Milton James Rhode Acorn, nicknamed The People's Poet by his peers, was a Canadian poet, writer, and playwright. He was born in Charlottetown, Prince Edward Island.
Acorn was a World War II veteran. On a trans-Atlantic crossing, he suffered a wound from depth charges. The wound was severe enough for him to receive a disability pension from Veterans Affairs for most of his life. He returned to Prince Edward Island and moved to Montreal in 1956. He spent several years living at the Hotel Waverly in Toronto.
In Montreal, he published some of his early poems in the political magazine, New Frontiers. He also self-published a mimeographed chapbook, In Love and Anger, his first collection of poems.
He was for a short time married to poet Gwendolyn MacEwen
In 1967, Acorn helped found the then-"underground" newspaper The Georgia Straight in Vancouver, BC.

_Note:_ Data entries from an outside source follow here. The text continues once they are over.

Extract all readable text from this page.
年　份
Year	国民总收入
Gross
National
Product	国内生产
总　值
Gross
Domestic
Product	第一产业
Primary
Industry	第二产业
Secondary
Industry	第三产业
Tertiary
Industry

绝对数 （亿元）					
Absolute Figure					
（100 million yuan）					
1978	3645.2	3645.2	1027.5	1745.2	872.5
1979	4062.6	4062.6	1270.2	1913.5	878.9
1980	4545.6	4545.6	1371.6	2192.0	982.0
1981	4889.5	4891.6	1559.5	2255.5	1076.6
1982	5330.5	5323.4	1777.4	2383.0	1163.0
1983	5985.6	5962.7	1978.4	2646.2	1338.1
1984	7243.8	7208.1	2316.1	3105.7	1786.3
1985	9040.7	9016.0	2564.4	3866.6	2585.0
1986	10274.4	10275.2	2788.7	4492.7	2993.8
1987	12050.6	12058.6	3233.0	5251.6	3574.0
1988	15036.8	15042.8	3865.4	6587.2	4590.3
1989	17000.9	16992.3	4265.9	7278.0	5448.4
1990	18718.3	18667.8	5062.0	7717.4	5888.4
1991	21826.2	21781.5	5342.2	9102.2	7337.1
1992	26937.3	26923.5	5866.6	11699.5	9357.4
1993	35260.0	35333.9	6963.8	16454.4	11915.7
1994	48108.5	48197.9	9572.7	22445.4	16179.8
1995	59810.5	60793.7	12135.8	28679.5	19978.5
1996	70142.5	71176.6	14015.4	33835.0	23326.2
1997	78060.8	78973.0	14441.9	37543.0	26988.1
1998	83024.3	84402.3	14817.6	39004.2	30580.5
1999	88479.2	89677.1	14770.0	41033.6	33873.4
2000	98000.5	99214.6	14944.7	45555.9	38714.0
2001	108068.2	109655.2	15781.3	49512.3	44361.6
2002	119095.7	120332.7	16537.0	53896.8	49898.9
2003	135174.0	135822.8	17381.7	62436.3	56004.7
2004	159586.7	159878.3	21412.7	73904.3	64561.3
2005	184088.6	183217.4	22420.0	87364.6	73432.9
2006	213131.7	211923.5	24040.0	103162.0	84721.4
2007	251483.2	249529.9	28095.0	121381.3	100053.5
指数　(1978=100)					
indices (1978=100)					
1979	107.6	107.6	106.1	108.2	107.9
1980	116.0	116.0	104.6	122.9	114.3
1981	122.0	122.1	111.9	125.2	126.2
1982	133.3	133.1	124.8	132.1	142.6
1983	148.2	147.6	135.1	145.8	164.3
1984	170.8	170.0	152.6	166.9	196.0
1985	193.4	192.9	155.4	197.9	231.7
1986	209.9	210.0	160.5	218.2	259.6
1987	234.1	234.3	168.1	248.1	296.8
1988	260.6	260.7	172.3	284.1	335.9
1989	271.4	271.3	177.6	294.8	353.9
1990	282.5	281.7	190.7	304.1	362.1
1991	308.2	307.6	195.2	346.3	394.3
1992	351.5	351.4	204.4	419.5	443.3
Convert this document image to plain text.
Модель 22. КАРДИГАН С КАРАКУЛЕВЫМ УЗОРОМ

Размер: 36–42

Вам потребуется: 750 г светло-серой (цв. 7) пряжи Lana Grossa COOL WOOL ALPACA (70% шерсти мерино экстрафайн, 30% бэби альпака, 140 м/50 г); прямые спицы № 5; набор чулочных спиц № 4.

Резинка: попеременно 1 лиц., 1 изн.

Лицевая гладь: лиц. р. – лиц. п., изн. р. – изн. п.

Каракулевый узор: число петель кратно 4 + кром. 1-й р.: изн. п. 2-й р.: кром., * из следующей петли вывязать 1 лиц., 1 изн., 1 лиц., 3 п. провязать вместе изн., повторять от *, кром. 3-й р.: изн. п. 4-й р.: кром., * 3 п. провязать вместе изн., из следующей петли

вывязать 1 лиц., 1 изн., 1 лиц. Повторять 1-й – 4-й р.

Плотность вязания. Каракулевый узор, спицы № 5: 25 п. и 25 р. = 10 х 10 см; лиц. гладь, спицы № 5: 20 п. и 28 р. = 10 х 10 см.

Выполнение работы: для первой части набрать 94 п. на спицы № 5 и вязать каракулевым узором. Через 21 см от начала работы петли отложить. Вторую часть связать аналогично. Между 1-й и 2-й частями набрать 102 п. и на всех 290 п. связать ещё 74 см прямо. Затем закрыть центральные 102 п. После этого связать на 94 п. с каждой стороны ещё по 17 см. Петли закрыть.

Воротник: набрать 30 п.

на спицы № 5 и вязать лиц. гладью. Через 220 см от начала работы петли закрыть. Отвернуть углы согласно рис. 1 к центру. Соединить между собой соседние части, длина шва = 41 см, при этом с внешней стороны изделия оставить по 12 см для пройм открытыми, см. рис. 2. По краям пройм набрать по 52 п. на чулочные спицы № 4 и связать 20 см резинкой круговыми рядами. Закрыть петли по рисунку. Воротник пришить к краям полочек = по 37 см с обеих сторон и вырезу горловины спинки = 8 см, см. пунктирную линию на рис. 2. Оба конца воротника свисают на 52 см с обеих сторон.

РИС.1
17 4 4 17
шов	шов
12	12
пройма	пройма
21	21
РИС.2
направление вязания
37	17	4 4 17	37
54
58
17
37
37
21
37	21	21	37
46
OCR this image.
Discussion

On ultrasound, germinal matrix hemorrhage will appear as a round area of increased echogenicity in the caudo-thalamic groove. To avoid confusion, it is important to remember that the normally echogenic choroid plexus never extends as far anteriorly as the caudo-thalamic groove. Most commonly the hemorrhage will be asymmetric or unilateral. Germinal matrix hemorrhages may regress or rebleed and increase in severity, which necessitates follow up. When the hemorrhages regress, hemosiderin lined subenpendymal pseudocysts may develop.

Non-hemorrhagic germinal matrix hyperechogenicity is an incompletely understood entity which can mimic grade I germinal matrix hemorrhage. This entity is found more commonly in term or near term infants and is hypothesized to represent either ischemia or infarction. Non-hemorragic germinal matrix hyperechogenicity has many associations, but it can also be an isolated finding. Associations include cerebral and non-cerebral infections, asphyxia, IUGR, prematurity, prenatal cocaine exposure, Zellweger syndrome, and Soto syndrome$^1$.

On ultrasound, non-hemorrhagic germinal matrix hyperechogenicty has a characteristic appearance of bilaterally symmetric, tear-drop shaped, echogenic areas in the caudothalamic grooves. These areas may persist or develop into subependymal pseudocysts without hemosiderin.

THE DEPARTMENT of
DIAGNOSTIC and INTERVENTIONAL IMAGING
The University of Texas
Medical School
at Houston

Acorn was awarded the Canadian Poets Award in 1970 and the Governor General's Award in 1976 for his collection of poems, The Island Means Minago.
In July 1986, he suffered a heart attack and was admitted to the hospital. Acorn died in his home town of Charlottetown on August 20, 1986, due to complications associated with his heart condition and diabetes. According to fellow poet and close friend Warren Kinthompson, he had "lost his will to live after the death of a younger sister."